Le blond était hors de lui, tandis que son phénix essayait en vain de le calmer. Le blond avait sentit l'esprit de l'enfant se lier au sien et y déverser les souvenirs qu'il avait amassé. Il ne savait pas comment elle avait fait, mais elle était dangereuse avec un pouvoir pareil.
- Je suis désolée, je ne sais pas comment c'est arrivée ! Je ne voulais pas !
Marco se stoppa et ouvrit de grands yeux. C'était lui ou Lilith venait de parler ? Il n'eut pas le temps de s'appesantir sur ce fait que l'enfant prit la fuite en pleurs. Il tenta de l'attraper, mais il s'aperçut qu'elle était rapide et agile. Elle échappa à tous ceux qui voulaient l'arrêter, puisqu'ils n'osaient pas prendre le risque de lui faire mal.
- Marco, qu'est-ce qu'il se passe ? voulut savoir Frederick.
- J'aimerai bien le savoir yoi, grogna le phénix. Mais la seule qui pourrait y répondre a un pouvoir dangereux, est muette et s'est cachée sur le navire, content, yoi ?
Le brun le dévisagea étrangement, avant de hausser les épaules. Le navigateur rassura sa famille avant de partir à la recherche de l'enfant. Il devait savoir ce qu'elle lui avait fait, et être sûr qu'elle ne pourrait pas recommencer.
Quitte à devoir la tuer.
À cette pensée son phénix s'insurgea. Lui, il voulait au contraire la protéger. Marco l'ignora tout bonnement. Si Lilith avait le pouvoir de lire dans les esprits... Il se pouvait bien qu'elle soit une espionne de la Marine.

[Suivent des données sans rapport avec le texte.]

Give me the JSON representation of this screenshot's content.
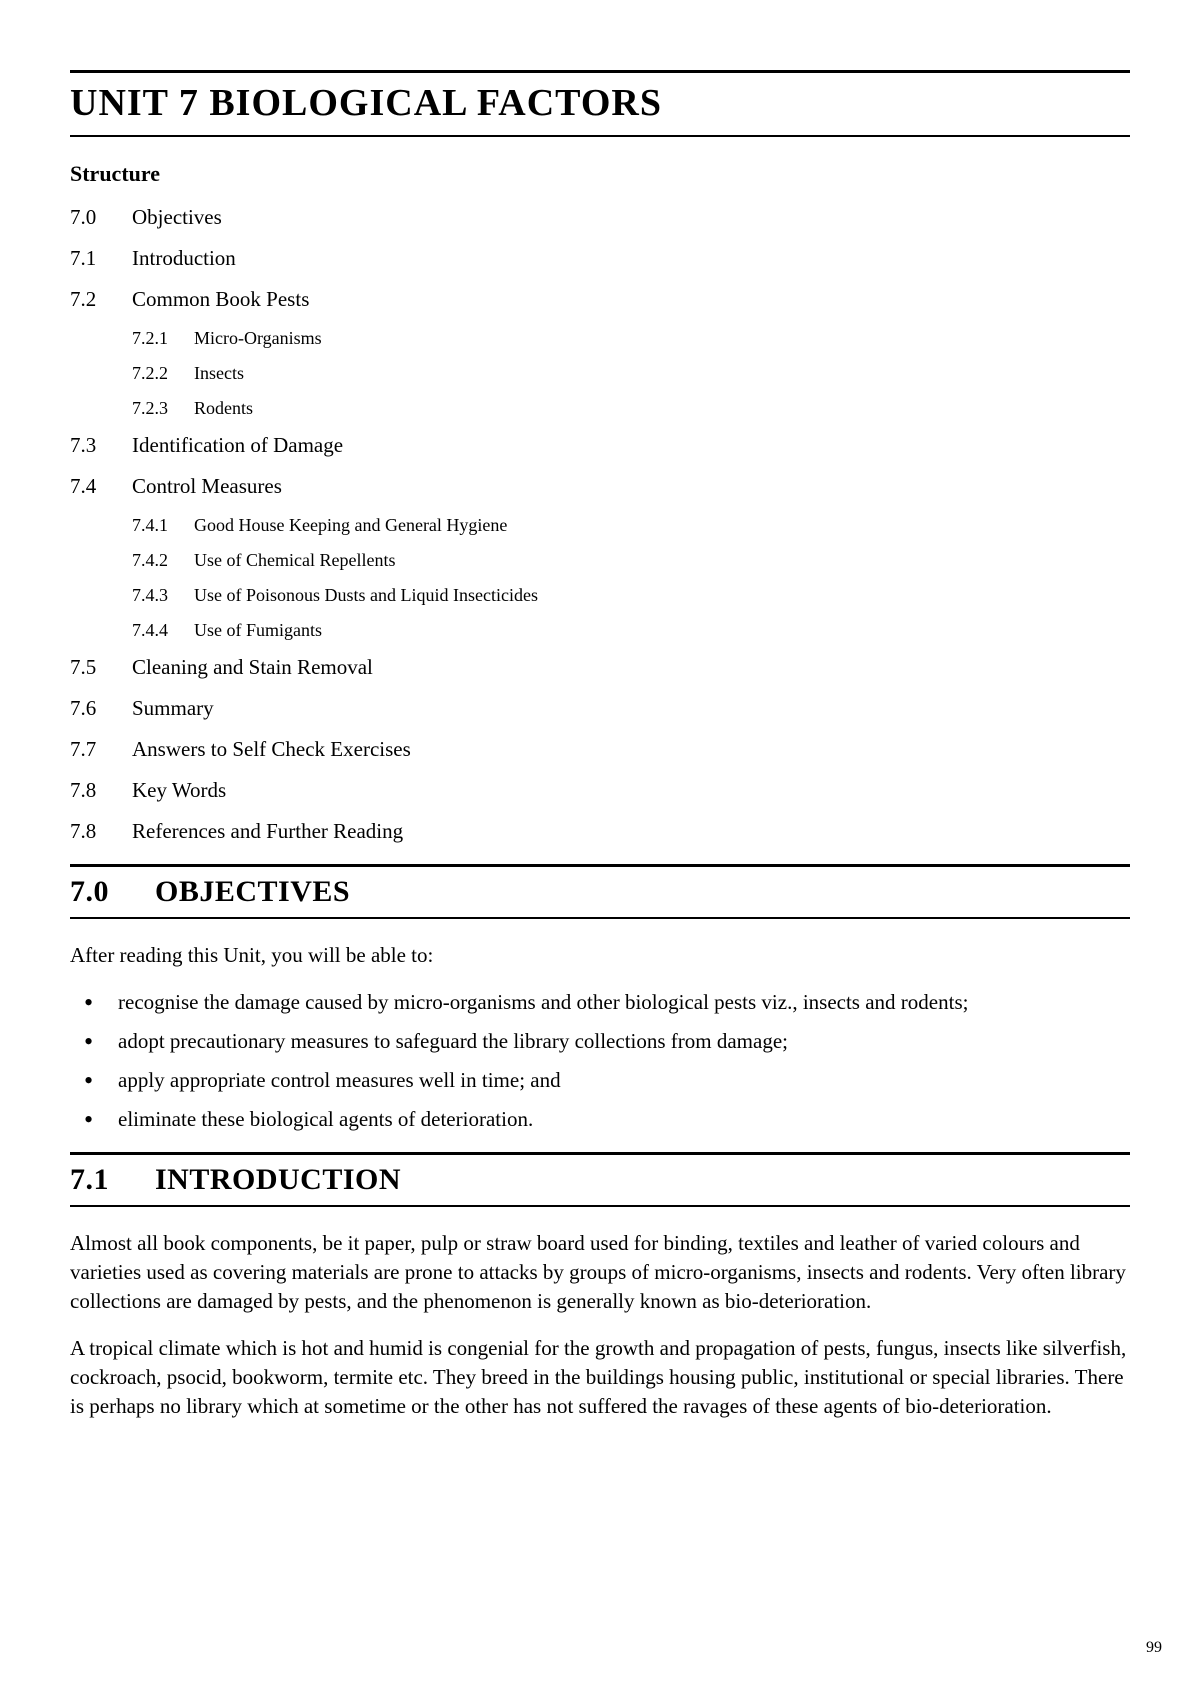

Ou pire. Une expérience du Gouvernement Mondial.
Lilith pendant ce temps avait élu domicile au plus profond du navire. Elle incanta d'une voix rendue rauque par le silence deux sorts.
- Par le Camouflus qu'à leurs sens je disparaisse, et qu'ainsi ma tranquillité reste. Par l'Opacus éteins le son de ma voix, qu'ainsi ils ne me trouvent pas.

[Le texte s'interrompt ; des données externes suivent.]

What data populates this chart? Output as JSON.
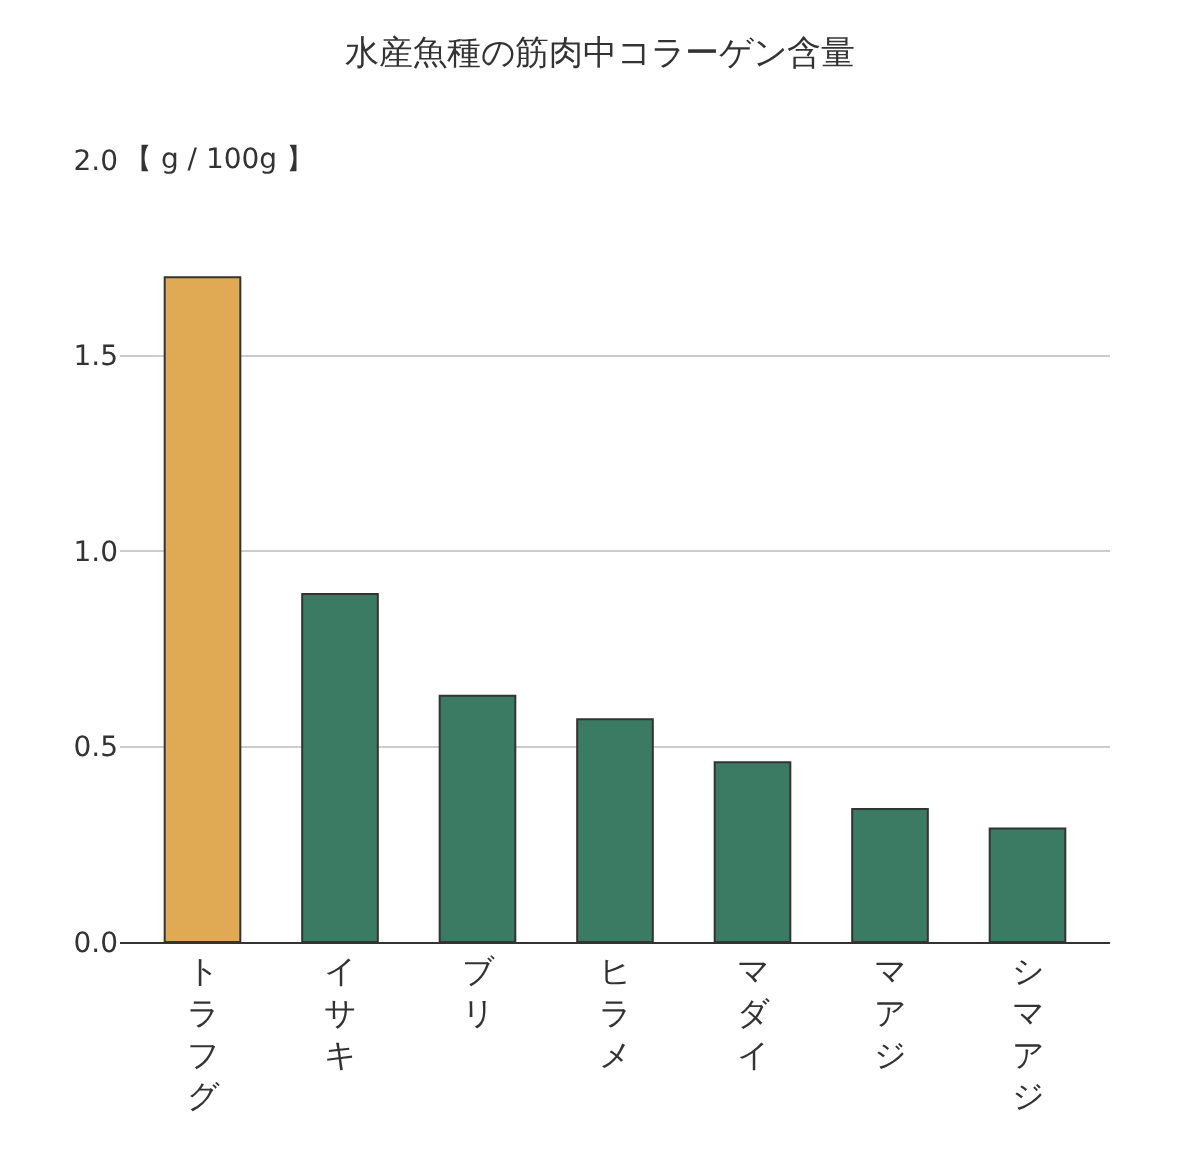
{
  "chart_data": {
    "type": "bar",
    "title": "水産魚種の筋肉中コラーゲン含量",
    "ylabel": "【 g / 100g 】",
    "categories": [
      "トラフグ",
      "イサキ",
      "ブリ",
      "ヒラメ",
      "マダイ",
      "マアジ",
      "シマアジ"
    ],
    "values": [
      1.7,
      0.89,
      0.63,
      0.57,
      0.46,
      0.34,
      0.29
    ],
    "colors": [
      "#e0aa55",
      "#3b7b64",
      "#3b7b64",
      "#3b7b64",
      "#3b7b64",
      "#3b7b64",
      "#3b7b64"
    ],
    "ylim": [
      0,
      2.0
    ],
    "yticks": [
      {
        "value": 0,
        "label": "0.0"
      },
      {
        "value": 0.5,
        "label": "0.5"
      },
      {
        "value": 1.0,
        "label": "1.0"
      },
      {
        "value": 1.5,
        "label": "1.5"
      },
      {
        "value": 2.0,
        "label": "2.0"
      }
    ],
    "grid": "y"
  }
}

Les deux sorts s'imbriquèrent, la rendant invisible et inaudible au reste du navire, puis elle pleura. Sa magie venait d'enlever sa liberté à un être humain. Bien que Marco pouvait se transformer en oiseau, elle n'avait pas le droit de lui imposer ce lien. Elle se mordit la lèvre, rageuse.
Il n'y avait qu'un moyen de briser le lien. Que l'un d'entre eux meurt. Et elle savait qui elle choisirait. De toute façon, elle ne survivrait pas dans ce monde.
Toujours invisible, elle se glissa dans les couloirs et déroba à un des hommes son poignard, avant de revenir dans les cales. Elle inspira puis expira, calmant les battements de son cœur. Elle regarda la lame, puis son poignet.
Son choix était fait. D'un geste, elle abattit l'arme vers ses veines
Élémentaire d'Eau : Il existe plusieurs sortes d'élémentaires (feu, eau, air, terre). Ils sont en général amicaux et aident les Autremondiens dans leurs travaux ménagers quotidiens.
Blurps : plantes insectoïdes Autremondiennes. Dissimulées sous terre, semblables à de gros sacs de cuir brun, elles s'ouvrent pour avaler l'imprudent. '' S'égarer dans un nid de blurps'' désigne quelqu'un qui n'a aucune chance d'en sortir.